"This national survey has shown that safety incidents resulting in human injury, material damage, and close calls in clinical MR environments do occur. Risk level of these incidents is high," noted lead author Boel Hansson, a 7T research radiographer from the department of medical imaging and physiology at Skåne University Hospital in Lund.
Using CT for comparison highlighted that hospital managers might now consider safety and feedback differently, depending on the modality, stated Hansson and colleagues.
Over 350 safety incidents
The authors' main goal was to survey MR safety incidents in Sweden during a 12-month period, to assess severity scores, and to evaluate the confidence of MR personnel in incident-reporting mechanisms. There is no national register for MR-related safety incidents. Using a web-based questionnaire on safety in clinical MR environments with CT for comparison, they collected data for MR and CT safety incidents.
The 529 participants reported a total of 200 MR and 156 CT safety incidents. Among the MR incidents, 16% were given the highest potential severity score. More MR workers (73%) than CT workers (50%) were confident of being aware of any incident occurring at their workplace, but in reality 69% of MR workers were not aware of reported incidents at their hospitals (83% for CT).
They also requested information about the type of projectiles involved in these incidents.
Short descriptions of projectiles involved in safety incidents (n) specified by participants in voluntary free-text comments.
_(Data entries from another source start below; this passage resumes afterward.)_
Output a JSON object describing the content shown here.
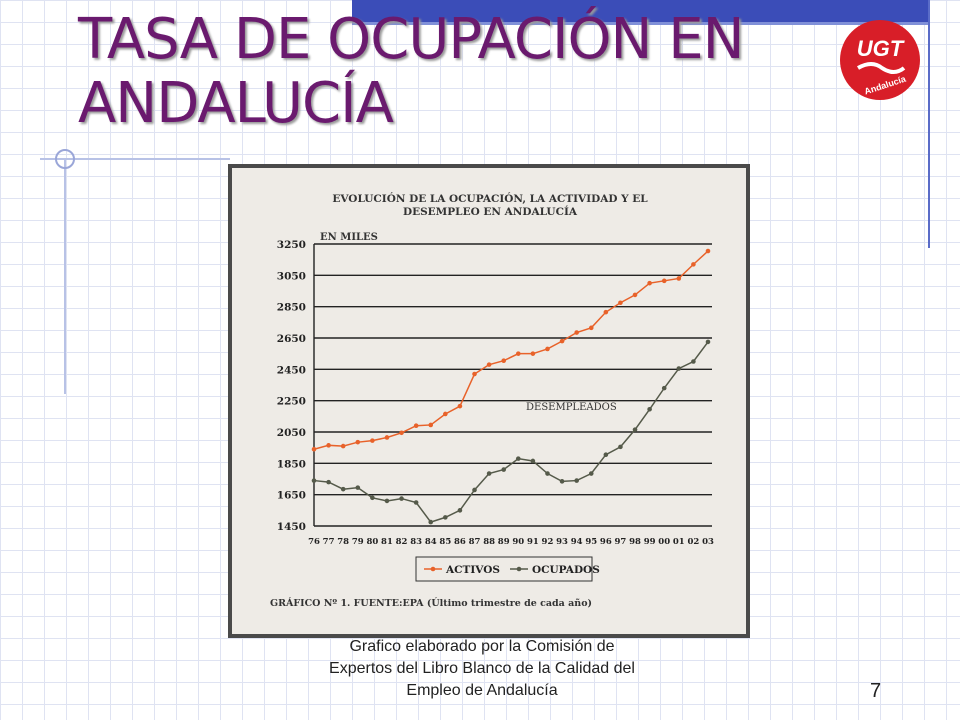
{
  "slide": {
    "title": "TASA DE OCUPACIÓN EN ANDALUCÍA",
    "caption": "Grafico elaborado por la Comisión de Expertos del Libro Blanco de la Calidad del Empleo de Andalucía",
    "page_number": "7",
    "logo": {
      "text": "UGT",
      "subtext": "Andalucía",
      "color": "#d81e28"
    }
  },
  "chart_data": {
    "type": "line",
    "title": "EVOLUCIÓN DE LA OCUPACIÓN, LA ACTIVIDAD Y EL DESEMPLEO EN ANDALUCÍA",
    "unit_label": "EN MILES",
    "annotation": "DESEMPLEADOS",
    "footer": "GRÁFICO Nº 1. FUENTE:EPA (Último trimestre de cada año)",
    "x": [
      "76",
      "77",
      "78",
      "79",
      "80",
      "81",
      "82",
      "83",
      "84",
      "85",
      "86",
      "87",
      "88",
      "89",
      "90",
      "91",
      "92",
      "93",
      "94",
      "95",
      "96",
      "97",
      "98",
      "99",
      "00",
      "01",
      "02",
      "03"
    ],
    "ylim": [
      1450,
      3250
    ],
    "yticks": [
      1450,
      1650,
      1850,
      2050,
      2250,
      2450,
      2650,
      2850,
      3050,
      3250
    ],
    "grid": true,
    "legend_position": "bottom",
    "series": [
      {
        "name": "ACTIVOS",
        "color": "#e8622a",
        "values": [
          1940,
          1965,
          1960,
          1985,
          1995,
          2015,
          2045,
          2090,
          2095,
          2165,
          2215,
          2420,
          2480,
          2505,
          2550,
          2550,
          2580,
          2630,
          2685,
          2715,
          2815,
          2875,
          2925,
          3000,
          3015,
          3030,
          3120,
          3205
        ]
      },
      {
        "name": "OCUPADOS",
        "color": "#555a4a",
        "values": [
          1740,
          1730,
          1685,
          1695,
          1630,
          1610,
          1625,
          1600,
          1475,
          1505,
          1550,
          1680,
          1785,
          1810,
          1880,
          1865,
          1785,
          1735,
          1740,
          1785,
          1905,
          1955,
          2065,
          2195,
          2330,
          2455,
          2500,
          2625
        ]
      }
    ]
  }
}
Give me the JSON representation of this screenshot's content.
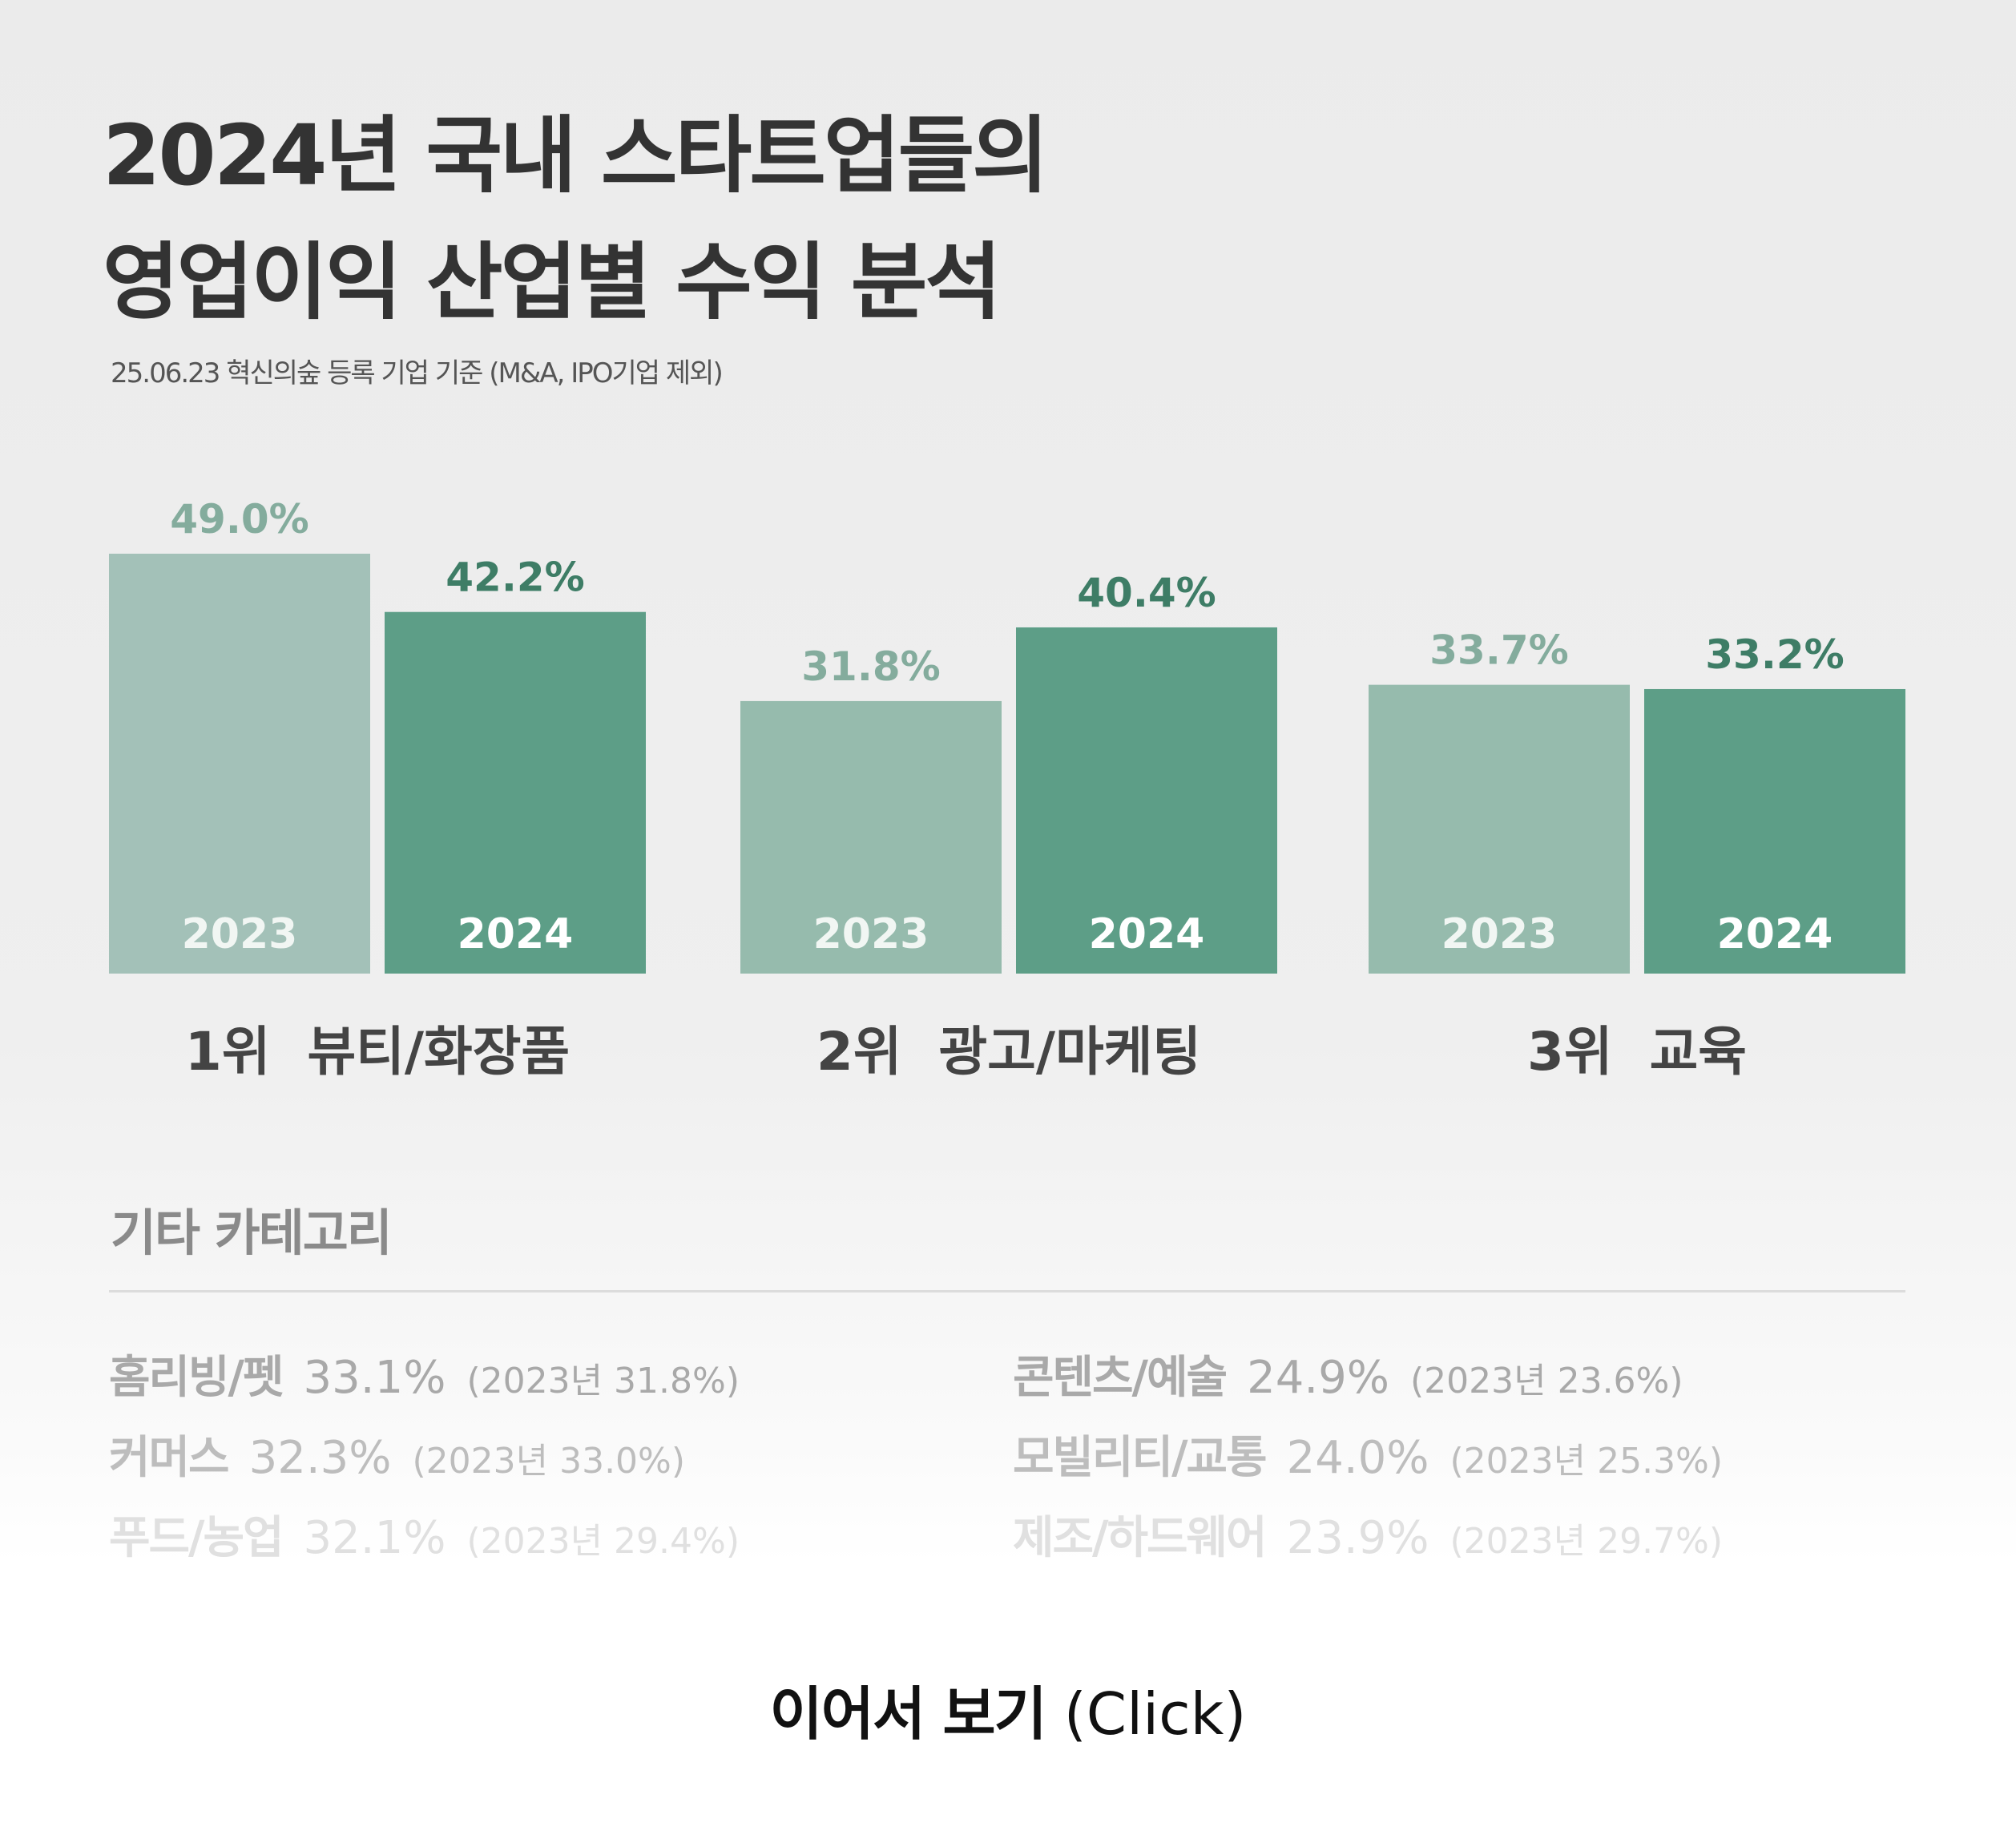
{
  "header": {
    "title_line1": "2024년 국내 스타트업들의",
    "title_line2": "영업이익 산업별 수익 분석",
    "subtitle": "25.06.23 혁신의숲 등록 기업 기준 (M&A, IPO기업 제외)"
  },
  "chart_data": {
    "type": "bar",
    "categories": [
      "1위  뷰티/화장품",
      "2위  광고/마케팅",
      "3위  교육"
    ],
    "series": [
      {
        "name": "2023",
        "values": [
          49.0,
          31.8,
          33.7
        ],
        "labels": [
          "49.0%",
          "31.8%",
          "33.7%"
        ]
      },
      {
        "name": "2024",
        "values": [
          42.2,
          40.4,
          33.2
        ],
        "labels": [
          "42.2%",
          "40.4%",
          "33.2%"
        ]
      }
    ],
    "unit": "%",
    "colors": {
      "bar_2023_cat1": "#a3c1b8",
      "bar_2023": "#96bbad",
      "bar_2024": "#5d9e87",
      "label_2023": "#84ac9d",
      "label_2024": "#3e7d66",
      "year_text_2023": "#f1f6f3",
      "year_text_2024": "#ffffff",
      "category_text": "#444444"
    },
    "ylim": [
      0,
      49.0
    ],
    "grid": false,
    "legend": "none"
  },
  "others": {
    "title": "기타 카테고리",
    "items": [
      {
        "name": "홈리빙/펫",
        "value": "33.1%",
        "prev": "(2023년 31.8%)"
      },
      {
        "name": "커머스",
        "value": "32.3%",
        "prev": "(2023년 33.0%)"
      },
      {
        "name": "푸드/농업",
        "value": "32.1%",
        "prev": "(2023년 29.4%)"
      },
      {
        "name": "콘텐츠/예술",
        "value": "24.9%",
        "prev": "(2023년 23.6%)"
      },
      {
        "name": "모빌리티/교통",
        "value": "24.0%",
        "prev": "(2023년 25.3%)"
      },
      {
        "name": "제조/하드웨어",
        "value": "23.9%",
        "prev": "(2023년 29.7%)"
      }
    ],
    "row_colors": [
      "#a9a9a9",
      "#bdbdbd",
      "#e0e0e0"
    ]
  },
  "footer": {
    "more_label": "이어서 보기",
    "more_suffix": "(Click)"
  }
}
Reported MR incidents were mainly related to burns and projectiles, and were thereby related to the static magnetic field or the radiofrequency field. Safety incidents related to ergonomic risks affected both patients and personnel and were mainly raised by CT users, which might be related to the larger throughput of patients at CT compared to MR, according to the authors.
"Reported close calls were predominant among MR safety incidents in this study, and we interpret this finding as reflecting a considerable awareness of safety risks and that safety practices and routines are in place as a necessary base for MR accident prevention," they wrote. "No lethal cases were reported for MR in this study."
Many close calls, however, involved large items such as wheelchairs, ventilators, oxygen tanks, and beds, and several lethal cases could have happened. This is also reflected in the fact that 15 (16%) MR safety incidents specified were given the highest potential -- worst-case scenario --severity score, they continued.
Urgent need for action
To minimize vulnerability, it is essential to continuously review safety routines, staff education, and feedback mechanisms on incidents, and they advocate a change of culture toward learning from mistakes. Further, confidence in internal communication or local reporting systems might be much greater than the true usefulness of such routines, as shown in this study, and they need to be designed carefully.
Even if most MR sites in Sweden have safety screening checklists, MR safety incidents still occur. Radiographers, radiologists, personnel from other departments accompanying patients to MR units, administrative staff, janitors, and firefighters are important pieces of the MR safety puzzle, and leaving out one piece of the jigsaw might jeopardize security and possibly lead to a catastrophe, the authors stated.
They urge the MRI community to take the following four steps:
- Identify potential risk zones.
- Design specific educational programs dedicated to every category of professionals that work in or might visit MR sites, with a focus on vigilance of MR personnel on potential mistakes, potential misunderstandings, and knowledge gaps.
- State clear MR safety procedures, including screening forms that are confirmed with an interview just before entering the MR scanner room.
- Facilitate rigorous but easily manageable incident-reporting systems, with the focus on prevention and learning from mistakes.
"The results indicated that MR personnel tend to have a false sense of security, as a high proportion of staff members were sure that they would have been aware of any incident occurring in their own department, while in reality, incidents did occur without their knowledge," they concluded.